Neues vom DDA 11.01.2019

Landwirtschaftliche Intensivierung und eine Verschlechterung der Nahrungsverfügbarkeit, aber auch anthropogene Mortalität durch Vergiftungen und Kollisionen sind zentrale Bedrohungen für den Rotmilan in seinem stark begrenzten Verbreitungsgebiet. Bei langlebigen Vogelarten haben die Überlebensraten verschiedener Altersklassen einen wesentlichen Einfluss auf die Bestandsentwicklung. Eine erhöhte Mortalität hat daher langfristig auch für den Rotmilan besonders negative Auswirkungen auf die Bestandsgröße, insbesondere wenn mehr Altvögel zu Tode kommen.

Eine äußerst wertvolle Datenquelle um belastbare Überlebensraten zu bestimmen, ist die Beringung von Vögeln und die daraus resultierenden Wiederfunde von toten Individuen.
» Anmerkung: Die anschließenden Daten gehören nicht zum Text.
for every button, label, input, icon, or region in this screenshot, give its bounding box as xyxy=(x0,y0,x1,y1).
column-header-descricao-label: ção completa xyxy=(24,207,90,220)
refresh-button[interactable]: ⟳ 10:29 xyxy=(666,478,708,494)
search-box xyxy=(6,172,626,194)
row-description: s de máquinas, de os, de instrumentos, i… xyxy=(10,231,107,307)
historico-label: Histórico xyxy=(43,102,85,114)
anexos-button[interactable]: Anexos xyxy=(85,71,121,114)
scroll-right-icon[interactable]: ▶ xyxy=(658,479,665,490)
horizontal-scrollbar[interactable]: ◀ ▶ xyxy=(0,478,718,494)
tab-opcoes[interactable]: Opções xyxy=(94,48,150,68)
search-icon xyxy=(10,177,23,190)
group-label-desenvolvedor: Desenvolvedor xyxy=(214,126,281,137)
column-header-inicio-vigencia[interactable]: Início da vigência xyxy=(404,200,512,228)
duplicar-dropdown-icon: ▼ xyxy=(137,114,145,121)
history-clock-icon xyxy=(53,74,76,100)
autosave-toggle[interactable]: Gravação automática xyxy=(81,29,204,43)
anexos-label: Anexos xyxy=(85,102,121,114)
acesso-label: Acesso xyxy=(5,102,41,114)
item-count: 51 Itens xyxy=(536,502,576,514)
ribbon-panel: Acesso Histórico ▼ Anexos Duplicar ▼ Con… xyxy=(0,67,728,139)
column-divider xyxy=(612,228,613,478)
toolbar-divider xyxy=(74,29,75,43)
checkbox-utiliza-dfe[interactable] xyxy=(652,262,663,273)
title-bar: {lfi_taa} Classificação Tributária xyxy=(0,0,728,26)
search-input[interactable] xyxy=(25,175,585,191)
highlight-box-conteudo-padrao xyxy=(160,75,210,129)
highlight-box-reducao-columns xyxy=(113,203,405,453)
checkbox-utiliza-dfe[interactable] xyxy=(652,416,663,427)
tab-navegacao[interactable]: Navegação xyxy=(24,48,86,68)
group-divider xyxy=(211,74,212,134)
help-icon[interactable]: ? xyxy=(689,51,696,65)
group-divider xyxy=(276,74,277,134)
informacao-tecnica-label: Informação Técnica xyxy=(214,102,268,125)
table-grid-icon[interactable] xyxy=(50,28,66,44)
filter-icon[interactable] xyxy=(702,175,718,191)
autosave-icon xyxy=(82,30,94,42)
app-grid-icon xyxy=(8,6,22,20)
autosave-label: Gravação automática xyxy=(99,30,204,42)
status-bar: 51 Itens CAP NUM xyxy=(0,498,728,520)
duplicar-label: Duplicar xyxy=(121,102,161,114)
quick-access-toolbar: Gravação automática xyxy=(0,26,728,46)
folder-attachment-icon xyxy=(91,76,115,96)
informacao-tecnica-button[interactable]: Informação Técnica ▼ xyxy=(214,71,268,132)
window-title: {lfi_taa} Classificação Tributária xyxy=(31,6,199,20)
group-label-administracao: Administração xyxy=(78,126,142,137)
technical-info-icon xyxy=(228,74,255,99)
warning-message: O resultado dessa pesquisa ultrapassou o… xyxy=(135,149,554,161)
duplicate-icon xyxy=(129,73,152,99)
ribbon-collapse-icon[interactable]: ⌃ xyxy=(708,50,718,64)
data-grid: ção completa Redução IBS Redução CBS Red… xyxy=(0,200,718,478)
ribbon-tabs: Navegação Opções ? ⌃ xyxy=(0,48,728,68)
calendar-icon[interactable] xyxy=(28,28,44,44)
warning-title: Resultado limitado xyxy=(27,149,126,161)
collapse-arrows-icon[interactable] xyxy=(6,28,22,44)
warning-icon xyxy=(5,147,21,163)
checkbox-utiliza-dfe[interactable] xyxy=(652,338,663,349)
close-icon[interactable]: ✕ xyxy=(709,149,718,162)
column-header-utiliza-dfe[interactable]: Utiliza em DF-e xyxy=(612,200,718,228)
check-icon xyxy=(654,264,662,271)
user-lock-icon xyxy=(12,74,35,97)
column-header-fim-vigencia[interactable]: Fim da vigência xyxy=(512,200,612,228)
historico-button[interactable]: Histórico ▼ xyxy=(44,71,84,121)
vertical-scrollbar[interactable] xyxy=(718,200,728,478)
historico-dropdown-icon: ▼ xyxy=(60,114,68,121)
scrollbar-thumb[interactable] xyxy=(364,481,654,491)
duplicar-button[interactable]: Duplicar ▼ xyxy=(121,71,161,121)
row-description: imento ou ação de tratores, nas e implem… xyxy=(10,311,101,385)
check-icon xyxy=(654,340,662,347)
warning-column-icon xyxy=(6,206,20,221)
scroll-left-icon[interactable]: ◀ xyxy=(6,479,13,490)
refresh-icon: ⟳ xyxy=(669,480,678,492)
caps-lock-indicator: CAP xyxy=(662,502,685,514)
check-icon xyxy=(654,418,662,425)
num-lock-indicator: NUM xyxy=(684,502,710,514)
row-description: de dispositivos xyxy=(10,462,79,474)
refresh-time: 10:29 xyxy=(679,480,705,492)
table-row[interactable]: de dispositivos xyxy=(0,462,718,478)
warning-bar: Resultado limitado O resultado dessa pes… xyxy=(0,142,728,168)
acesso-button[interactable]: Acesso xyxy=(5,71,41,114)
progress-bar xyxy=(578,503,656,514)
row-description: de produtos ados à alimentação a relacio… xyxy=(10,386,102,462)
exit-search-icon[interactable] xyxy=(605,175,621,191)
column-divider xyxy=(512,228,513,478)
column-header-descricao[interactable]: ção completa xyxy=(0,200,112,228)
Eine jetzt im Journal of Ornithology erschienene Studie, an der auch Wissenschaftler des DDA beteiligt waren, analysiert die Ring-Wiederfunde von toten Rotmilanen die zwischen 1970-2015 in Deutschland markiert wurden. Die Auswertung erlaubt so eine Schätzung der Überlebensraten von erstjährigen, subadulten und adulten Vögeln über fast 50 Jahre anhand von >29.000 beringten Individuen und etwa 1.500 Wiederfunden die durch das große Engagement der Beringer und die Bereitstellung der Daten durch die Beringungszentralen Hiddensee, Helgoland und Radolfzell ermöglicht wurden.

Die Ergebnisse zeigen einen erheblichen langfristigen Rückgang des Überlebens erstjähriger Rotmilane – um mehr als 40 % im Vergleich der 1970er Jahren bis heute. Darüber hinaus zeigt auch die Überlebenswahrscheinlichkeit der Altvögel in den Jahren 1974-2014 einen abnehmenden Trend (-0,26 % pro Jahr). Der Schlüssel zu diesen neuen Erkenntnissen ist, dass erstmals auch die Wiederfundswahrscheinlichkeit von toten Rotmilanen in verschiedenen Altersklassen bei der Auswertung berücksichtigt wurde. So kann auch die Vielzahl an beringten Vögeln, die nie mehr gefunden werden, zu einer verbesserten Schätzung der Überlebensraten beitragen. Hierbei zeigte sich, dass die Wiederfundsrate der erstjährigen Vögel nur ca. die Hälfte der Wiederfundsrate der Individuen die mindestens das zweite Lebensjahr erreichen beträgt. Dies könnte sowohl auf bisher unbekannte Unterschiede in den Todesursachen der erstjährigen Vögel hindeuten, als auch darauf, dass diese deutlich häufiger in größerer Entfernung vom Brutgebiet zu Tode kommen.
Die räumliche und zeitliche Verteilung der Totfunde erstjähriger Rotmilane, die sich anhand der Wiederfunde darstellen lässt, deutet jedoch mehr auf eine erhöhte Sterblichkeit im Brutgebiet hin. Allerdings war in >60 % der Fälle die Todesursache der erstjährigen Vögel beim Ring-Wiederfund unbekannt und daher sind anhand der vorliegenden Daten keine belastbaren Aussagen zu den Gründen für die nachgewiesenermaßen stark erhöhte Mortalität ableitbar. Weitere Untersuchungen der Todesursachen in den verschiedenen Altersklassen sind daher dringend erforderlich um ein genaueres Bild zu erhalten, welche Faktoren die Überlebensraten, und damit auch wesentlich die Bestandsentwicklung, beeinflussen.